Punie pour voir consommé moins…

Quand la forfaitisation de nos consommation, donc du revenu des entreprises, va à l’encontre du progrès.

Nous vivons décidément une drôle d’époque qui, régulièrement, met en évidence les conflits d’intérêts du secteur privé (et plus globalement de toute administration au sens wébérien du terme, entité privée ou publique ayant comme unique finalité sa propre survie) au regard de l’action publique d’une part, et la tendance croissante à la forfaitisation des dépenses au profit des entreprises d’autre part.

Ainsi, pour avoir cherché à faire des économies de gaz, énergie fossile contribuant à l’effet de serre, le Plessis-Pâté, commune du département de l’Essonne (Ile-de-France), s’est vue infliger une amende par son fournisseur de gaz pour manquement aux termes du contrat qui stipulait un certain niveau de consommation annuel comme nous l’apprend cet article du journal Le Parisien auquel son maire, Sylvain Tanguy s’est confié.

On peut bien évidemment entendre que ce contrat proposait des tarifs “avantageux” liés à un certain volume consommé et que, la consommation décroissant, le fournisseur se retrouve par conséquent en situation de vendre moins et donc de faire moins de bénéfices.

Mais d’un autre côté la démarche de cette commune n’en est pas pour autant condamnable, au contraire ! Il s’agit d’une démarche vertueuse, parce que responsable, intégrant une gestion optimisée des ressources financières de la commune (l’une des missions du maire) ainsi que des ressources naturelles et de l’environnement.

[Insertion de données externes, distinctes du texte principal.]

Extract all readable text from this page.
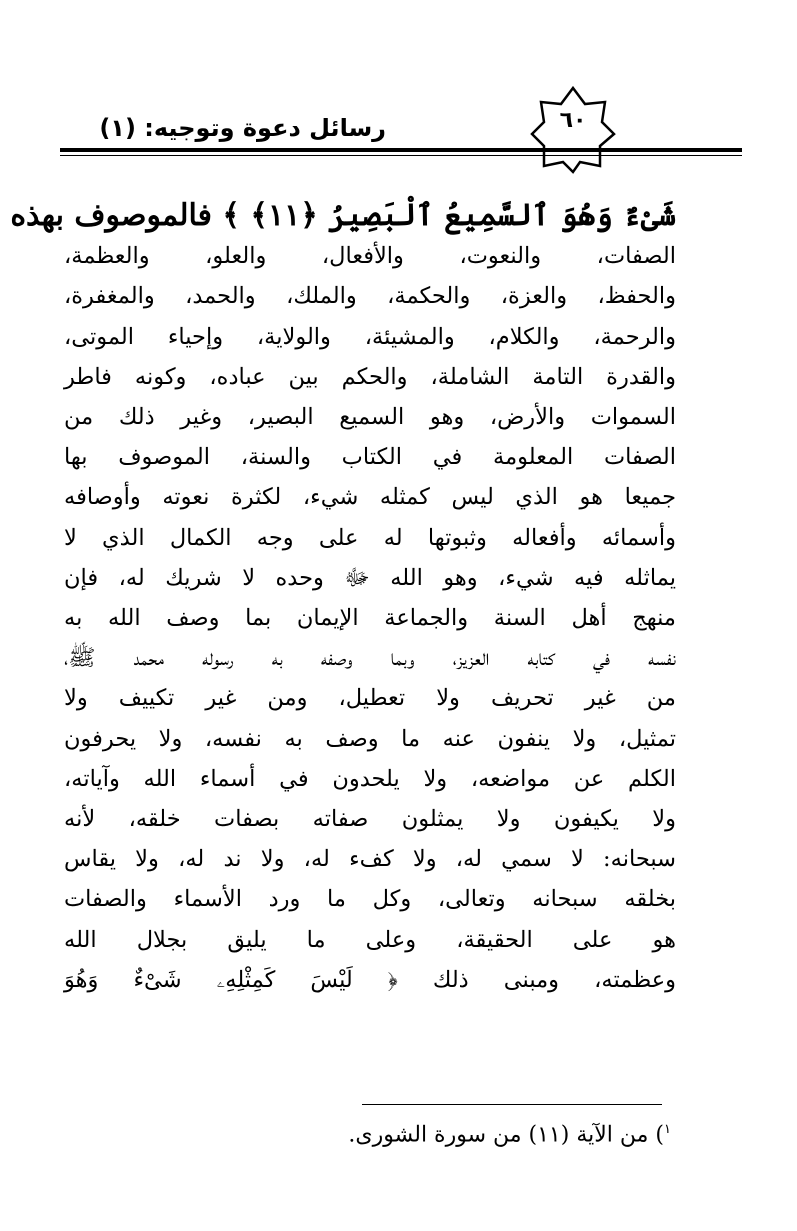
رسائل دعوة وتوجيه: (١)	٦٠
شَىْءٌ وَهُوَ ٱلسَّمِيعُ ٱلْبَصِيرُ ﴿١١﴾ ﴾ فالموصوف بهذه
الصفات، والنعوت، والأفعال، والعلو، والعظمة،
والحفظ، والعزة، والحكمة، والملك، والحمد، والمغفرة،
والرحمة، والكلام، والمشيئة، والولاية، وإحياء الموتى،
والقدرة التامة الشاملة، والحكم بين عباده، وكونه فاطر
السموات والأرض، وهو السميع البصير، وغير ذلك من
الصفات المعلومة في الكتاب والسنة، الموصوف بها
جميعا هو الذي ليس كمثله شيء، لكثرة نعوته وأوصافه
وأسمائه وأفعاله وثبوتها له على وجه الكمال الذي لا
يماثله فيه شيء، وهو الله ﷻ وحده لا شريك له، فإن
منهج أهل السنة والجماعة الإيمان بما وصف الله به
نفسه في كتابه العزيز، وبما وصفه به رسوله محمد ﷺ،
من غير تحريف ولا تعطيل، ومن غير تكييف ولا
تمثيل، ولا ينفون عنه ما وصف به نفسه، ولا يحرفون
الكلم عن مواضعه، ولا يلحدون في أسماء الله وآياته،
ولا يكيفون ولا يمثلون صفاته بصفات خلقه، لأنه
سبحانه: لا سمي له، ولا كفء له، ولا ند له، ولا يقاس
بخلقه سبحانه وتعالى، وكل ما ورد الأسماء والصفات
هو على الحقيقة، وعلى ما يليق بجلال الله
وعظمته، ومبنى ذلك ﴿ لَيْسَ كَمِثْلِهِۦ شَىْءٌ وَهُوَ
$^١$) من الآية (١١) من سورة الشورى.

De plus, n’est-ce pas le fonctionnement même du marché, la logique même du principe d’optimisation que de chercher à obtenir autant – voire mieux – pour moins cher ?

Nous pourrions tous, individuellement, en tant que simples consommateurs, nous retrouver exposés à ce genre de pratiques de la part de nos fournisseurs de services. Par exemple, cherchant à faire des économies sur nos factures, nous pourrions être amenés à rationaliser nos habitudes de consommation en investissant dans de l’électro-ménager moins consommateur de ressources (énergie, eau, gaz, etc.), des ampoules à basse-consommation, des chaudières ultra-performantes ou un mix électricité / énergies fossiles / bois. Or ceci s’opposerait frontalement à la volonté des ces fournisseurs (entreprises privées ou publiques, dans le cas du Plessis-Pâté : GDF-Suez devenue ENGIE) de maintenir un certain niveau de profits.

GDF Suez / ENGIE : Un nouveau jour qui tarde à se lever…

Par conséquent, ces fournisseurs mettent au point des contrats qui s’avèrent avantageux uniquement pour eux au final puisque vos efforts, plutôt que d’être couronnés de succès par un meilleur pouvoir d’achat résultant de transferts intelligents que vous auriez opérés entre vos postes de dépenses, seraient pénalisés par un rehaussement du coût de votre consommation par une application inverse du principe de dégressivité des prix.

Vous consommiez 12.000 litres d’eau par an à 0,01 centime du litre et avez cherché à diminuer votre facture en faisant la chasse au gaspille ? Cela vous honore, mais maintenant que vous ne consommez plus que 5.000 litres, le prix du litre passe à 0,02 centime. C’est votre fournisseur qui empochera l’essentiel du fruit de vos efforts en vous faisant passer dans une catégorie de clients moins avantageuse.

En réalité, les entreprises n’acceptent que la loi du marché : vous avez choisi un fournisseur moins cher, plus avantageux, elles sont prêtes à l’entendre, mais il n’est pas question d’accepter que vous consommiez moins car, à ce moment-là, vous changez les règles du jeu et ce n’est pas acceptable.

C’est ce phénomène que j’appelle la forfaitisation.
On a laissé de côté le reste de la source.